Lucinda Cady House
A view of the Cady-Lee mansion from 2011, by Farragutful on Wikimedia Commons (CC BY-SA 3.0)
Backstory and Context
In 1886, Henry Cady, a real estate agent, and his wife, Lucinda Cady, moved to Takoma Park in Washington, DC. At the time, the Takoma neighborhood was fairly small, and the Cadys wanted a home of their own in the park, so they called on architect Leon Dessez to design their home. Once the designs for the home were completed, construction was overseen by Frederick Dudley, and the house was completed in 1887. The Cadys lived comfortably in the house for years, but in 1906, Henry Cady died, leaving the home to Lucinda and their children.

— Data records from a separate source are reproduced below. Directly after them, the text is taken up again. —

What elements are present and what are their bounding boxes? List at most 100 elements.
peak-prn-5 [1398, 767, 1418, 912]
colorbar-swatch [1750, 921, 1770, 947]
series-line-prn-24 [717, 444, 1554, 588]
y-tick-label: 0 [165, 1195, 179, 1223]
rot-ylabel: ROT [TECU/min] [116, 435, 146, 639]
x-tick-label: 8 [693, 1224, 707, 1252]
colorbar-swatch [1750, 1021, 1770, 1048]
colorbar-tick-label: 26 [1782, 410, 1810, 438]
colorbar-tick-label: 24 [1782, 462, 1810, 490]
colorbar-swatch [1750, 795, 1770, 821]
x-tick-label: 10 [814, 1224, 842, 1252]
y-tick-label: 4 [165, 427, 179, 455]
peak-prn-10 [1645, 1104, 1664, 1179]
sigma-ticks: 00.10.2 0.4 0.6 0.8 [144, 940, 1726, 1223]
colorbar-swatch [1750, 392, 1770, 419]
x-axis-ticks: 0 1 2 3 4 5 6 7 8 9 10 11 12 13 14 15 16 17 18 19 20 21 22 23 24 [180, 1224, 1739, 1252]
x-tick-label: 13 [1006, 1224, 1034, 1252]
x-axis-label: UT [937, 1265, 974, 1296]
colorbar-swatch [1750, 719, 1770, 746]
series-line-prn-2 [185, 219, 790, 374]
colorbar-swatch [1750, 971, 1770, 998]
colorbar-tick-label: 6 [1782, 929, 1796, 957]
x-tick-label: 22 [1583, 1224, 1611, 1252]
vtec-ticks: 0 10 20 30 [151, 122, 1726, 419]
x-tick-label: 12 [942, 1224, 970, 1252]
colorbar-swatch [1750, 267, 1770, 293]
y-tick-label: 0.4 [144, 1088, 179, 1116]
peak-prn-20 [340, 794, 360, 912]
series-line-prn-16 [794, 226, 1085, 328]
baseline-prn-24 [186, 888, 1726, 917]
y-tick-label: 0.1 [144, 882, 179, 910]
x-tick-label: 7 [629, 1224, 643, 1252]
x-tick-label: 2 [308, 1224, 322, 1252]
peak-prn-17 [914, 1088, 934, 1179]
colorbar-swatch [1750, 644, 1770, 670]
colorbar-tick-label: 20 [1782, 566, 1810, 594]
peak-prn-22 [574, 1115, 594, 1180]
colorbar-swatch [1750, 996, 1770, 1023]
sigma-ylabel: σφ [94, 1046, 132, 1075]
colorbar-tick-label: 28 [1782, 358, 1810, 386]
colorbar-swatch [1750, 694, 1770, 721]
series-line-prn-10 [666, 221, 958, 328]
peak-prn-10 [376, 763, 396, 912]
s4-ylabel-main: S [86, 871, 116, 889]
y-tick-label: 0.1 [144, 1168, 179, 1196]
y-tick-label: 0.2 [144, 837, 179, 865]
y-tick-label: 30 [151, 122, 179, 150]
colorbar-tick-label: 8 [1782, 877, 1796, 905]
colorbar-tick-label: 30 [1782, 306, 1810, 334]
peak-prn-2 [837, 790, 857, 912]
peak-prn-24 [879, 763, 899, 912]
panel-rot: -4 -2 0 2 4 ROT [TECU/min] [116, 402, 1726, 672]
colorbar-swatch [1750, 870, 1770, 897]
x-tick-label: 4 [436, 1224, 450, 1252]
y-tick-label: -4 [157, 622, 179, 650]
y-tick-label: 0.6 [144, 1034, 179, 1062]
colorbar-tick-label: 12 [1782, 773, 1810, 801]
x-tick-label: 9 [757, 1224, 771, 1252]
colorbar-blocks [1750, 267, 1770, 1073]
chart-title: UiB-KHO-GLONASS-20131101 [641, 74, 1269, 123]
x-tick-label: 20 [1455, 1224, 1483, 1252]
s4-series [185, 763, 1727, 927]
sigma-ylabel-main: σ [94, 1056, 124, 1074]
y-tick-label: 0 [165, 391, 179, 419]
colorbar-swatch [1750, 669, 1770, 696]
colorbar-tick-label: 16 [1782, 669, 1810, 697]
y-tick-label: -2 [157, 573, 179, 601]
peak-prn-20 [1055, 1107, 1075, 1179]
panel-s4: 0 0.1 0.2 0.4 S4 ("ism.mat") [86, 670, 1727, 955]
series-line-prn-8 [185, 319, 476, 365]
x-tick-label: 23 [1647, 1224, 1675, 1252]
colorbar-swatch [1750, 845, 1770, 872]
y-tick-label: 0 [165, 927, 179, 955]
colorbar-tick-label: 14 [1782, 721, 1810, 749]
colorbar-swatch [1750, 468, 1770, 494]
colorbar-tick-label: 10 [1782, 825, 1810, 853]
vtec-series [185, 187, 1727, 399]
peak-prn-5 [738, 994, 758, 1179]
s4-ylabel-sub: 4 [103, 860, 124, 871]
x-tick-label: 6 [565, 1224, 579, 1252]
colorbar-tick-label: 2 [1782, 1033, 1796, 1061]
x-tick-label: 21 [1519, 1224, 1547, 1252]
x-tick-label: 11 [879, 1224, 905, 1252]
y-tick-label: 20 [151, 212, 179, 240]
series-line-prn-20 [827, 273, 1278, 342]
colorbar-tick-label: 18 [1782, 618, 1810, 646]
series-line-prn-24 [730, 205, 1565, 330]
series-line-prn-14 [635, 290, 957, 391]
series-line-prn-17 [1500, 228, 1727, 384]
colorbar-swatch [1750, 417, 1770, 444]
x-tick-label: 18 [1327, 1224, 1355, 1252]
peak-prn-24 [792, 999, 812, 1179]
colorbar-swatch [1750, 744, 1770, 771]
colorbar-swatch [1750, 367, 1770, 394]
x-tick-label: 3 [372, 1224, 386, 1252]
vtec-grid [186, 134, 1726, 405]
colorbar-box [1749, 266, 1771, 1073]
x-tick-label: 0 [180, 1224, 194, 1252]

Not long after, Lucinda died in 1934, leaving the home to their eldest daughter, Mary Lee, a schoolteacher. She and her husband moved into the home and made numerous renovations to make it more up to date with modern conveniences. The Lees stayed in the home until Mary died in 1975.
After Mary’s death, attempts were made to tear the Cady-Lee down, but members of the Takoma Park community rallied together to stop its demolition. Their efforts succeeded, and on May 28th, 1975, it was placed on the National Register of Historic Places as the Lucinda Cady House. From there, restoration efforts were made to revitalize the home, and in 2002, it was sold to the Forum for Youth Investment in order to use as office space for their nonprofit. As of today, the Forum for Youth Investment is still the Lucinda Cady House’s occupant.